Foods vary greatly in health benefits. While some foods are rich in antioxidants and prevent cancer, other foods PROMOTE cancer growth and contain chemicals which truly harm our bodies. It is essential we understand the role food plays in our health; they are very directly related. The conversation with my co-worker continued. I argued that foods do vary in healthiness. She responded that it all comes down to a matter of balance; her argument was that no food is healthy or unhealthy if consumed in the appropriate balance.
Why do we need to balance the amount of green, nutrient-dense vegetables with McDonalds saturated with saturated fat burgers? We do not need a “balance” of unhealthy foods. We absolutely do not need our 7% of fatty and sugary foods (refer to top picture), which only increase our risk of cardiovascular disease, heart disease, breast cancer, and hypertension! If we include these harmful products in our diet regularly, though some may call it balance, it actually imbalances our body processes. They are difficult for our body to digest, thus causing imbalance and nutritional stress.
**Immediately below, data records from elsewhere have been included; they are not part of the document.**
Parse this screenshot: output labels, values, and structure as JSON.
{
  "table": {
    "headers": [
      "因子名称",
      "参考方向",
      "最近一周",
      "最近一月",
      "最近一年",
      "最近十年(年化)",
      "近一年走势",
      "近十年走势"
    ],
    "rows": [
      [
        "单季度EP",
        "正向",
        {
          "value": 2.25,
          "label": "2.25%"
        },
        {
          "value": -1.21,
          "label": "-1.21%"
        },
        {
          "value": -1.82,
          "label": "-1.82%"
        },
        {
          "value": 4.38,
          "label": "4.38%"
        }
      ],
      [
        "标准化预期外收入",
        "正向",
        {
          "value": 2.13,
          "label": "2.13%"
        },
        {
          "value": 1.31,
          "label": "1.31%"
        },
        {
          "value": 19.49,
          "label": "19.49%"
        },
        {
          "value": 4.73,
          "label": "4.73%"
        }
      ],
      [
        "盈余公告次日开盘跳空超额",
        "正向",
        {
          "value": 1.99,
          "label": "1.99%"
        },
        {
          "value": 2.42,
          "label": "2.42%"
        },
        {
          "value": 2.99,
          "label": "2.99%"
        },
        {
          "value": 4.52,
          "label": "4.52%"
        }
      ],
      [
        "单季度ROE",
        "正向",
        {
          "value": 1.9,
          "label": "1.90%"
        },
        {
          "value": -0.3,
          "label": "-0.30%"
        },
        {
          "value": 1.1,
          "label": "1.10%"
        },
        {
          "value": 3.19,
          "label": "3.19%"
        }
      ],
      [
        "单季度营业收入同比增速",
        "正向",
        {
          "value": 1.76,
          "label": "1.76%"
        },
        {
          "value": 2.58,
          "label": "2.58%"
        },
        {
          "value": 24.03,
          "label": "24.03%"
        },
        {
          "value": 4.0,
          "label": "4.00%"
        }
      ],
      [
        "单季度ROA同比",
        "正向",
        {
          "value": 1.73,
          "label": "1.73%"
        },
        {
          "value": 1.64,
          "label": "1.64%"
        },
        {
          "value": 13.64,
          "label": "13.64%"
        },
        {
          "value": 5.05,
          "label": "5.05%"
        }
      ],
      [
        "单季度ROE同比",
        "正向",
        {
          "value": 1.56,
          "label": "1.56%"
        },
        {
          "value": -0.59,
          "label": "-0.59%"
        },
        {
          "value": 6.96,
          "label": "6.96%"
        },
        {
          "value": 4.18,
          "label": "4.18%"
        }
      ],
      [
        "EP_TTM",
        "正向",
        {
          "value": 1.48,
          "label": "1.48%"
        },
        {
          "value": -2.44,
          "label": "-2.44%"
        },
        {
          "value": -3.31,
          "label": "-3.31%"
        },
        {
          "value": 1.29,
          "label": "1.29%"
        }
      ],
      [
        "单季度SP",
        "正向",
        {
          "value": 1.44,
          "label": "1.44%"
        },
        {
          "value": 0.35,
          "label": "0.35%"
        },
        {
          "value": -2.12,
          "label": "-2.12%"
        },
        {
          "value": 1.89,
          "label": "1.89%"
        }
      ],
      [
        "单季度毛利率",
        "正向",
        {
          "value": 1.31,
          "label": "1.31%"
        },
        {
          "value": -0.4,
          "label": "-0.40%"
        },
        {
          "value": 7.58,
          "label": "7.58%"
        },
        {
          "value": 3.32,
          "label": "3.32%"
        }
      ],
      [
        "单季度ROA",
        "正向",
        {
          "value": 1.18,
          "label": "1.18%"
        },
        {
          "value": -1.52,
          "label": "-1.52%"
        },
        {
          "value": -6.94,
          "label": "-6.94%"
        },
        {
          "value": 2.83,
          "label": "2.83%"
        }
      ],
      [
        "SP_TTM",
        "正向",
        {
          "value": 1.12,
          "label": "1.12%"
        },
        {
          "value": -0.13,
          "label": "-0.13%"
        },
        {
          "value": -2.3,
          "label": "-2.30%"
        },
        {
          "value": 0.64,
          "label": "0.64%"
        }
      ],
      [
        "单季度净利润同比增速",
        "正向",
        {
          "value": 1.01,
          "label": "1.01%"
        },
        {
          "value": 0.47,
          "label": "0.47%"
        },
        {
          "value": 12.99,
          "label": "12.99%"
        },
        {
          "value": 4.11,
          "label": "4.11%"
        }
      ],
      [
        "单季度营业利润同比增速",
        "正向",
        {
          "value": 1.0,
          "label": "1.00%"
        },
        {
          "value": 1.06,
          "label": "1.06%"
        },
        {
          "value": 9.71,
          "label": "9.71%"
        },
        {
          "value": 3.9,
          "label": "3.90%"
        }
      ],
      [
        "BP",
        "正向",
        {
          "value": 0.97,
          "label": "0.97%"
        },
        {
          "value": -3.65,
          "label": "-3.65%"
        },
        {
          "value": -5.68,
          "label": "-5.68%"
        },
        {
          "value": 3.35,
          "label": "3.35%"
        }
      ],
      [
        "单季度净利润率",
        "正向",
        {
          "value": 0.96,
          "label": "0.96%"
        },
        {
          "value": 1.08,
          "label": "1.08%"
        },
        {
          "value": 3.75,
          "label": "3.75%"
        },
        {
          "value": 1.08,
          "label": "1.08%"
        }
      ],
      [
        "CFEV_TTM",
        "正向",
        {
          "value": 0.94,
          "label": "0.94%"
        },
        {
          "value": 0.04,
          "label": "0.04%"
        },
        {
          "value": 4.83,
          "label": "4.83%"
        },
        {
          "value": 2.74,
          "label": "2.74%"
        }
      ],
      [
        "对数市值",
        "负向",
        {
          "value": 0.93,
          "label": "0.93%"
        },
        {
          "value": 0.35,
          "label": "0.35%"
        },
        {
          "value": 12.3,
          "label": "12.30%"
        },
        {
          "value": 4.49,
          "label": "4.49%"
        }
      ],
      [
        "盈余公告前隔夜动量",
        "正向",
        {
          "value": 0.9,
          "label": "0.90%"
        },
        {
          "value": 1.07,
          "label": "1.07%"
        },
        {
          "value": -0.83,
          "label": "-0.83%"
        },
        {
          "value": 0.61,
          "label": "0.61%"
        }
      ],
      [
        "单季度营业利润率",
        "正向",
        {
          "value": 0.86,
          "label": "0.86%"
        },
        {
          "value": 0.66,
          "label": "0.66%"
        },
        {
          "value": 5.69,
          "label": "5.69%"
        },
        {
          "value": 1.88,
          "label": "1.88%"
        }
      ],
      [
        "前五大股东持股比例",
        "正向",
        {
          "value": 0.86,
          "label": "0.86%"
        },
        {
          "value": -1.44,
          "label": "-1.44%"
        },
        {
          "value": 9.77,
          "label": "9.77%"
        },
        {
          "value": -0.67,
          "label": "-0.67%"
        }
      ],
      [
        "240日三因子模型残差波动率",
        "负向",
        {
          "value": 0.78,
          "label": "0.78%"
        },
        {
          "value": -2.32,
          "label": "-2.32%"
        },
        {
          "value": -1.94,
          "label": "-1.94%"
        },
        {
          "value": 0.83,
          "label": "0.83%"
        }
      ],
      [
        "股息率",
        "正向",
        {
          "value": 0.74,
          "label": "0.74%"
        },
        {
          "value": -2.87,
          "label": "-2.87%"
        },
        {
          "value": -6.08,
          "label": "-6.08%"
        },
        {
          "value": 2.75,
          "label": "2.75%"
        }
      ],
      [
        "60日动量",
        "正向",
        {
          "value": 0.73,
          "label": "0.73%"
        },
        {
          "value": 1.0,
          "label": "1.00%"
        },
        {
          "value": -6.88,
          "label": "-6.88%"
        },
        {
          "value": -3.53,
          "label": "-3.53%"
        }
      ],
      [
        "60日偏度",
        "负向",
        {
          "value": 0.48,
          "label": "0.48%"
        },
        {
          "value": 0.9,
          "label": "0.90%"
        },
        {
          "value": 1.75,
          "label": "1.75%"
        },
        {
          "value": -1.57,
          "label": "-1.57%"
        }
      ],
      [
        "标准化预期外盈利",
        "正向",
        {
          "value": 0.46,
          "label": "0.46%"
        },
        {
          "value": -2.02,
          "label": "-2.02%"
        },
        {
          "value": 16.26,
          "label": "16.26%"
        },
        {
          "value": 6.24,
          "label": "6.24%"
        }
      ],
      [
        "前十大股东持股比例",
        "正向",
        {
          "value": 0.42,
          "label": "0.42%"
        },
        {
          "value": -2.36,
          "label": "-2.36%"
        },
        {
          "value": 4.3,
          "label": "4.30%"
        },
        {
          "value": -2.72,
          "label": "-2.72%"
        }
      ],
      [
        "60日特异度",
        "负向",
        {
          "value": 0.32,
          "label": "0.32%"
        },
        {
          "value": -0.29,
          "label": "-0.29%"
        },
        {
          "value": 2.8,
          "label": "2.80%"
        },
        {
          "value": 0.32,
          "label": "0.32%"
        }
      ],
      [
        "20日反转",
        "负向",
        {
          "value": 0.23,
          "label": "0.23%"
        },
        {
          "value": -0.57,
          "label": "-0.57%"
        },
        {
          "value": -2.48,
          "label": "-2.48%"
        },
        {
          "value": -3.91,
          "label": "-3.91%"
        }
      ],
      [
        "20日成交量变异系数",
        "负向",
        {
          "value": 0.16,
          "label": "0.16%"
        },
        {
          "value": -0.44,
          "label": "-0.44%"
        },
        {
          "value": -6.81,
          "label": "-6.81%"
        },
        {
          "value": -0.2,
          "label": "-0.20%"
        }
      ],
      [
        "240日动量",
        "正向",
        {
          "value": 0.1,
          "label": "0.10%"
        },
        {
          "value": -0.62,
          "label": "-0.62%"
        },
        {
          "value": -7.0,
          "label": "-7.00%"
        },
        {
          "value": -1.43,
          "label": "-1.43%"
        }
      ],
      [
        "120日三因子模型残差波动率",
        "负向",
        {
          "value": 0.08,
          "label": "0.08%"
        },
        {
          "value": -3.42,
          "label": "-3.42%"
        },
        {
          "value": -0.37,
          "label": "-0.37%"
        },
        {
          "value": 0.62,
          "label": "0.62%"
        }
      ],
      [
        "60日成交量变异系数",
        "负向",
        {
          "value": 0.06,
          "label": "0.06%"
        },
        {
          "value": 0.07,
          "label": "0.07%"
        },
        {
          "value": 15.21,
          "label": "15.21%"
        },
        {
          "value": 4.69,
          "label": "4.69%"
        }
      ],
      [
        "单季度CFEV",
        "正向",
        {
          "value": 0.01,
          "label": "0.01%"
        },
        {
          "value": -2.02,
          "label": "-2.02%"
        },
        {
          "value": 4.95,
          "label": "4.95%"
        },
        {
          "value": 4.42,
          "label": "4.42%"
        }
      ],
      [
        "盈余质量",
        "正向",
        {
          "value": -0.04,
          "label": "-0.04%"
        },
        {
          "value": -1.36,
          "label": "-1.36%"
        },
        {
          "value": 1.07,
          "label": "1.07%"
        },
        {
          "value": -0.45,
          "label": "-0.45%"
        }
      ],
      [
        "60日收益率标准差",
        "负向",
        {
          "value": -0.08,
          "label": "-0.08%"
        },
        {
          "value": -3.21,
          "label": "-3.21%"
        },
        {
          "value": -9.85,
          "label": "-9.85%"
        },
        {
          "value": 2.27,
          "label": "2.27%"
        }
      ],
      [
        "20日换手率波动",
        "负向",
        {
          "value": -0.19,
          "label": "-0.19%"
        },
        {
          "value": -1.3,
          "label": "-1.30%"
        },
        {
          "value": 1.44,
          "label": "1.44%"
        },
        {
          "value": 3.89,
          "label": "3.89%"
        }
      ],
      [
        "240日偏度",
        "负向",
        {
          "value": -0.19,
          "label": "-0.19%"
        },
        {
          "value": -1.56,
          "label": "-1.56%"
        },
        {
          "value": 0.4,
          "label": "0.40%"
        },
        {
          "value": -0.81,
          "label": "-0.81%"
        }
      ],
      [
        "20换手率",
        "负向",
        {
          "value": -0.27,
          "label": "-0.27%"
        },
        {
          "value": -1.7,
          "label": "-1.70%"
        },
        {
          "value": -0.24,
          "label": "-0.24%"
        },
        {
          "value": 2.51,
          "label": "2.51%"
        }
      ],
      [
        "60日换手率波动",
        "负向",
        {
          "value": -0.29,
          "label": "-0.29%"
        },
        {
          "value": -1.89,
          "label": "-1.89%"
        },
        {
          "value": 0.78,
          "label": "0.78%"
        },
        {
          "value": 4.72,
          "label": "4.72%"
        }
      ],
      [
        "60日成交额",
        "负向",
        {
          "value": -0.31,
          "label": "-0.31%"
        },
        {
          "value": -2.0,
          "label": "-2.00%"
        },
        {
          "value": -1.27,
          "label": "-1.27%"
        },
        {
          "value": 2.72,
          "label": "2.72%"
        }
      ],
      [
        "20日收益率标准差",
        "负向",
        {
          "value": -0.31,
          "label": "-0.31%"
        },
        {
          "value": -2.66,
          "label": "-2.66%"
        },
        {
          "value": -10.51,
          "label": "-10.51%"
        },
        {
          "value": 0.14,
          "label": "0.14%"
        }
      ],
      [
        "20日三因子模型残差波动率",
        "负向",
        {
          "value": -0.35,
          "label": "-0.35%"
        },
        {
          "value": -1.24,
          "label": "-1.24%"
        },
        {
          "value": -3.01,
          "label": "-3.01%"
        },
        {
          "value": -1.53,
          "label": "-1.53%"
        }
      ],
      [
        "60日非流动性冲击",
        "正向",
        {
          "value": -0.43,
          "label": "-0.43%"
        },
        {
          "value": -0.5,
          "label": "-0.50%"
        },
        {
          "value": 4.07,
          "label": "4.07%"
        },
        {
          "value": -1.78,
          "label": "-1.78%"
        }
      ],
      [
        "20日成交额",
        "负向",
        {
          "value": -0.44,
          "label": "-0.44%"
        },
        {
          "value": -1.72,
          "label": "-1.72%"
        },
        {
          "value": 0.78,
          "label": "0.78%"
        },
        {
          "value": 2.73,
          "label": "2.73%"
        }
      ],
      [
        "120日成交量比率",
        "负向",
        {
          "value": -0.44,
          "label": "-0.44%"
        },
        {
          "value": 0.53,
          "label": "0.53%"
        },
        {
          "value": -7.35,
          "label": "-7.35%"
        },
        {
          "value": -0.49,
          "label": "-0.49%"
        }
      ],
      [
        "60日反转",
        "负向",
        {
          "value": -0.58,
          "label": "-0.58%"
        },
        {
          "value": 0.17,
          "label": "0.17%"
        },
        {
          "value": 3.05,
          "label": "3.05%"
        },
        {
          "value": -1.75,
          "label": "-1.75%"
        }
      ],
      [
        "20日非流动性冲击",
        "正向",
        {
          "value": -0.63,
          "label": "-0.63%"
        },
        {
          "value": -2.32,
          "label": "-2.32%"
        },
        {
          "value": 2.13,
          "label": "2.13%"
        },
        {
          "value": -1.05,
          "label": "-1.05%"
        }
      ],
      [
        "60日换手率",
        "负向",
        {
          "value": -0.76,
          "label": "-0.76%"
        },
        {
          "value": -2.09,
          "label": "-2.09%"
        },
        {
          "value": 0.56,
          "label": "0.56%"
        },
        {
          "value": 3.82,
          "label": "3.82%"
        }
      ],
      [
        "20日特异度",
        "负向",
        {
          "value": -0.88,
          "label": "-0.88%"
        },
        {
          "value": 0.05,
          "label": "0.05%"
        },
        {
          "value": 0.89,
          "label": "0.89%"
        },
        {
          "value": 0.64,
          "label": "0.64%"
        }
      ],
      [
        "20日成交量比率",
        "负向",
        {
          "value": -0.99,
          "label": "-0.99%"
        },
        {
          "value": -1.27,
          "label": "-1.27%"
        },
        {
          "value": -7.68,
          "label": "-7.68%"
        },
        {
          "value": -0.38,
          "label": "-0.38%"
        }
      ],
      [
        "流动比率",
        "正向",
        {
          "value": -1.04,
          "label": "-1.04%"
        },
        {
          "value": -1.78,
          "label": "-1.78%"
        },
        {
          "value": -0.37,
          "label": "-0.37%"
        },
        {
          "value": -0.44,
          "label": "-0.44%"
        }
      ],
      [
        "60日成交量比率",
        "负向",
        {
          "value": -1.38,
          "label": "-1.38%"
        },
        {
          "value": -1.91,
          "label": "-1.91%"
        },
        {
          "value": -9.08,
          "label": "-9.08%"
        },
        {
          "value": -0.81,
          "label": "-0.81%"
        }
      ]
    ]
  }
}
You may argue, believing that you need some of your favorite unhealthy foods or snacks. Read on, my friends:
1. Taste buds change.
According to Dr. Oz, for a child it typically takes about ten times of eating a particular food to acquire a taste for it. For adults, the time is a little longer…but still remains true. Whole Food Mommies shares a couple of stories about acquiring taste buds for healthy eating:
A few months ago, one of my daughters needed to eat a red pepper (which she detests) in her salad. As she took a bite, she got a surprised look on her face and exclaimed, “Mom, Mom, it’s my tenth time”. Confused, I asked her what she meant. She said, “It must be my tenth time eating red peppers, because I love this.” Sure enough, she has not complained once about red peppers since then.
Last week my youngest groaned as he sat down to the dinner table and saw that we were having zucchini (again). Tears welled up is his eyes and he said, “I HATE zucchini.” We went through the same ritual that he needed to eat it but he could plus his nose if it helped. He ate everything else on his plate, and painfully left the zucchini for last. With a little persuasion he finally took a bite. As he did, his eyes popped, and he almost shouted, “My taste buds just hatched!” His sisters knew exactly what he was talking about (I think they introduced him to the terminology) and cheered. He now likes zucchini!
2. Nutrient satiety.
Our bodies send us a signal when it is full. However, how full our stomach literally is is only half of the equation. The other part of the equation is the consumption of necessary nutrients. We feel full when we have received the nutrients we need. [Ever noticed how many bowels of sugar cereal it takes to feel partially satisfied?!] Thus, my advice to those with cravings or favorite unhealthy foods is to eat a huge green salad, loaded with vegetables and light on the dressing (or any nutrient-dense meal) before eating that favorite unhealthy food. It is likely your body will feel great, and you will easily resist that unhealthy junk.